🌸🌸🌸🌸²

6.1K 524 77
                                    

"Sunghoon, aku mau kuliah."

Sunghoon yang sedang menyetir saat perjalanan pulang mereka dari rumah sakit, menoleh sekilas dengan ekspresi terkejut.

"Tiba-tiba?"

Jaeyun menghela napas. "Kemarin saat pergi bersama Riki, dia menanyaiku soal kuliah. Dia heran bagaimana aku bisa bekerja di perusahaanmu saat aku sendiri hanya lulusan sekolah menengah. Itu jadi membuatku kepikiran."

Bocah sialan, maki Sunghoon dalam hati. Bisa-bisanya bocah itu menambah beban pikiran suami kecilnya yang sedang hamil.

"Tapi kau sedang hamil. Dokter melarangmu melakukan banyak aktivitas terutama yang menambah beban pikiranmu."

"Aku tidak bilang sekarang. Kurasa setelah melahirkan, aku akan mendaftar kuliah."

Sunghoon menggeleng pelan. Terlihat mustahil baginya. Bagaimana caranya Jaeyun membagi waktu dan energinya saat harus melakukan kerja, kuliah dan mengurus anak bersamaan?

"Aku tidak yakin kau bisa kuliah sementara di saat yang sama kau harus kerja dan mengurus bayi. Tapi kalau itu maumu baiklah, aku akan mendukungmu."

Jaeyun menoleh sambil tersenyum senang. "Kau semakin membuatku mencintaimu."

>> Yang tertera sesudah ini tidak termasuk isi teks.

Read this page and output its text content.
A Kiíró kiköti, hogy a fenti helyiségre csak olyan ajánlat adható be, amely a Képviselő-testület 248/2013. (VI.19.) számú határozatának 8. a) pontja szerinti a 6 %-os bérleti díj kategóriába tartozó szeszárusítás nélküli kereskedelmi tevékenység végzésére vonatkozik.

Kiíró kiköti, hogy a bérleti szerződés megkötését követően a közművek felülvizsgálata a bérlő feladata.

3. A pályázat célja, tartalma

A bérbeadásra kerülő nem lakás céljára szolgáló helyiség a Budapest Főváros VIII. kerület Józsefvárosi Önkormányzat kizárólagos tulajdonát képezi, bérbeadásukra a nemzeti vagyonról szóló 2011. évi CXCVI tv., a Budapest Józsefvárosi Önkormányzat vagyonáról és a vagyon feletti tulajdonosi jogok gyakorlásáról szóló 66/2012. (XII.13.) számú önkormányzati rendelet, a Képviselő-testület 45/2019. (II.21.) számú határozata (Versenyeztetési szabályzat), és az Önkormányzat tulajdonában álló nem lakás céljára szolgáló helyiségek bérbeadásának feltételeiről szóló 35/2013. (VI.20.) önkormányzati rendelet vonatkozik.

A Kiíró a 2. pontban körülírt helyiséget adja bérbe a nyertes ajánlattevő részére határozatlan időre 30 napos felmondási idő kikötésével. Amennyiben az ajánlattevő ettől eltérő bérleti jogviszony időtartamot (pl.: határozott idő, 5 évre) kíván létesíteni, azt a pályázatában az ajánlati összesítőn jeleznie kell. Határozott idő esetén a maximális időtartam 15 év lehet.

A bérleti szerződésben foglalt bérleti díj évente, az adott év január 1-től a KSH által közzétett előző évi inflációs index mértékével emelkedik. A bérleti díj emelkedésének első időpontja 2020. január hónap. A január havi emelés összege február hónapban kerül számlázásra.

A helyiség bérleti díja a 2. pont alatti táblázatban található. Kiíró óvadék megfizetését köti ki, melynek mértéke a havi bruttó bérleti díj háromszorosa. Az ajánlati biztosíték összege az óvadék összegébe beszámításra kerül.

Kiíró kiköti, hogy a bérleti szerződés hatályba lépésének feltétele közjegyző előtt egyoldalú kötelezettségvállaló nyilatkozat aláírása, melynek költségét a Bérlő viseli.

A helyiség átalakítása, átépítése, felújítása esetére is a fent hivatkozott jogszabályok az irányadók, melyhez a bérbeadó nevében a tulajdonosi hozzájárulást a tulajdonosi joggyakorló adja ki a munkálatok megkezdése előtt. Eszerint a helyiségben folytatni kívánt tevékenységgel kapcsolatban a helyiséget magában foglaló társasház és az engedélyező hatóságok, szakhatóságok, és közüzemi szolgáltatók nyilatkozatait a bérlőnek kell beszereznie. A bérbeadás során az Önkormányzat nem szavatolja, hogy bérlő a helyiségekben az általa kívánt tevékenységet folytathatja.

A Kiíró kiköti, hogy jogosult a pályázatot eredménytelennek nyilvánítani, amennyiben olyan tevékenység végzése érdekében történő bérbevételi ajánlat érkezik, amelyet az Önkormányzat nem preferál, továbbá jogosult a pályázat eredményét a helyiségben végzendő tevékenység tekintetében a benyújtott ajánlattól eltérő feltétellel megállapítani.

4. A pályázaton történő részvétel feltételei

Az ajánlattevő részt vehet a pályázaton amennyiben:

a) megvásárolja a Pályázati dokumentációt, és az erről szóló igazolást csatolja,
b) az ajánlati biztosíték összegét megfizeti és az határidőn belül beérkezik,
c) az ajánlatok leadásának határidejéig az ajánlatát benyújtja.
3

Sunghoon terkekeh saja. Sifat Jaeyun yang mulai to the point dibandingkan sejak awal mereka bertemu entah kenapa membuatnya suka. Suka dalam arti suka akan perubahan sifat Jaeyun yang memudahkannya mengerti isi pikiran pria itu. Inilah yang dia mau sejak awal pernikahan, tidak ribet dengan kode-kode yang diberikan perempuan padahal kan tinggal bilang saja kalau memang mau dimengerti.

"Kau pernah tanya, apakah aku tidak suka menikah denganmu."

Jaeyun menoleh. Menatap Sunghoon penuh minat. "Ne. Kau belum memberiku alasan sebenarnya."

Sunghoon meliriknya sekilas. "Yah, aku suka menikah denganmu."

Mata Jaeyun berbinar. "Jadi Hyung menyukaiku?"

"Not you, but our marriage."

Si manis langsung manyun. Ia menolehkan kepalanya kembali ke depan, sudah tidak minat lagi mendengar ucapan Sunghoon.

"Sejauh ini menurutku pernikahan kita sempurna, seperti yang kubayangkan," lanjut Sunghoon tanpa peduli dengan reaksi Jaeyun.

"Yah tentu saja, sejak awal kau hanya butuh sekretaris dan ART berkedok istri," balas Jaeyun agak sewot. Memang apa lagi yang dia harapkan dari Sunghoon?

"Awalnya memang begitu. Sejak awal aku menikah hanya untuk memenuhi keinginan bunda punya cucu. Di satu sisi aku juga butuh sekretaris yang bisa merangkap sebagai asisten rumah tangga. Well, semua itu akhirnya diwujudkan dalam status istri."

Jika dulu Jaeyun akan menerima dengan ucapan Sunghoon ini, kali ini dia merasa kesal dan sedih. Dia menyimpulkan, bahwa sejak awal dirinya hanya diinginkan sebagai mesin penghasil anak, sekretaris dan ART saja, bukan pasangan hidup. Kenapa terdengar miris sekali nasibnya.

"Tapi semakin lama, aku akhirnya menyadari sesuatu." Sunghoon menjeda ceritanya, memberhentikan mobil karena lampu merah. Dengan begitu dia bisa memandangi wajah manis Jaeyun dari samping dengan lebih leluasa. Tangannya terulur untuk menjawil pipi tembam Jaeyun.

"Ternyata aku membutuhkan seorang istri."

Jaeyun yang sejak tadi menatap ke luar jendela di sampingnya karena tidak ingin mendengar Sunghoon mengoceh, kali ini akhirnya menoleh. Ia mengerjap tak mengerti saat Sunghoon menatapnya dengan senyum teduh.

"Kau sangat berarti bagiku, Jaeyun. Eksistensimu jauh lebih berarti dari tiga peran yang kusebutkan sebelumnya. Aku suka menikah denganmu, karena bagiku hanya kau satu-satunya orang yang pantas menjadi istriku, bukan yang lain."